Performance Implications of Frequent Delivery
Automated and continuous builds are two of the most popular agile practices, as both help with early detection of bugs. However, supporting frequent builds and labelling create another set of challenges, especially when looking at source control and CM.
Facilitate frequent (and automated) builds
When moving from weekly or daily to continuous integration, automation is required to make sure kicking off builds and getting feedback does not create additional overhead. Choose source control tools or ALM components that support integration with build tools. This allows the tools to either retrieve the latest project version or even the latest check in from each developer for continuous integration and results feedback—for example, did the build succeed or fail?

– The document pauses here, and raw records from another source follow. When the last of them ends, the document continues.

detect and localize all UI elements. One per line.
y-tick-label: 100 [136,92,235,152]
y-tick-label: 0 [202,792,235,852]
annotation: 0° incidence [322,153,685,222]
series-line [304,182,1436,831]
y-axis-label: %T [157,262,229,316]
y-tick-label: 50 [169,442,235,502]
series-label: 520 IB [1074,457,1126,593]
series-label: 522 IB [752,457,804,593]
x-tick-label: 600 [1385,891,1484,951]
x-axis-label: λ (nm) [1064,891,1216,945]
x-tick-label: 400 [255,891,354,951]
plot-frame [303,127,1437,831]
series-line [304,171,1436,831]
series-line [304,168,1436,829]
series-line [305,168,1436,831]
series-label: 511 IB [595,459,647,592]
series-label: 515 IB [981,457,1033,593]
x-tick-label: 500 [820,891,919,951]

Make sure you can take frequent snapshots
Even though task-based solutions allow you to retrieve any project configuration easily, highlighting a specific project configuration as a build or release enhances transparency. This is often referred to as creating a tag, label, or project snapshot. With frequent builds, frequent snapshots must be supported in two ways: near-instant creation and no limit on the number created. Stream-based solutions do not need to write to every element of a project when taking a snapshot, but instead should make a reference to the point in time a snapshot was created, to maximize performance.Support parallel development and maintenance
Managing maintenance and development in parallel requires strong support for multiple code lines (or branches). You also need transparency to track what branches you have and their current status, as well as automation to keep branches up to date without excessive overhead. Also, with agile, frequent refactoring happens regularly. Your solution must support refactoring and editing of the same objects in parallel, making sure all changes are applied to the relevant objects in the right way and right order, and preserving their history.
An example of parallel development
Get added project visibility
With multiple releases or builds, you need to know what has changed between them. With integrated CM and reporting tools, development managers can visualize differences between any two configurations, either by looking their files and folders or completed tasks and features.
Opposites Attract
In conclusion, agile techniques can create new challenges for the way development teams manage their release planning, team collaboration, and delivery. The ability to plan easily, share plans with the team across geographical boundaries, and give up-to-date status insight is crucial.
By integrating planning with CM and their build processes, development managers can better control important parts of their development lifecycle such as branching and merging, avoid human error, and support a fast feedback cycle.
In small teams, performance of the CM tool is crucial, as frequent builds demand frequent snapshots of each code line or branch. Failure to evaluate performance upfront might lead to increasing idle time once project content (and teams) start growing. These effects are accentuated in larger teams working on a multitude of projects or releases in parallel. Here, the ALM solution has to make sure that planning, tracking, and configurations all stay in sync in order to allow frequent planning and deployment to go hand in hand.
So with the right choice of tools, it’s possible to take the best elements of both agile and ALM approaches to optimize work along the development lifecycle and reduce complexity and administrative overhead in any size of team. Even these apparent opposites can attract.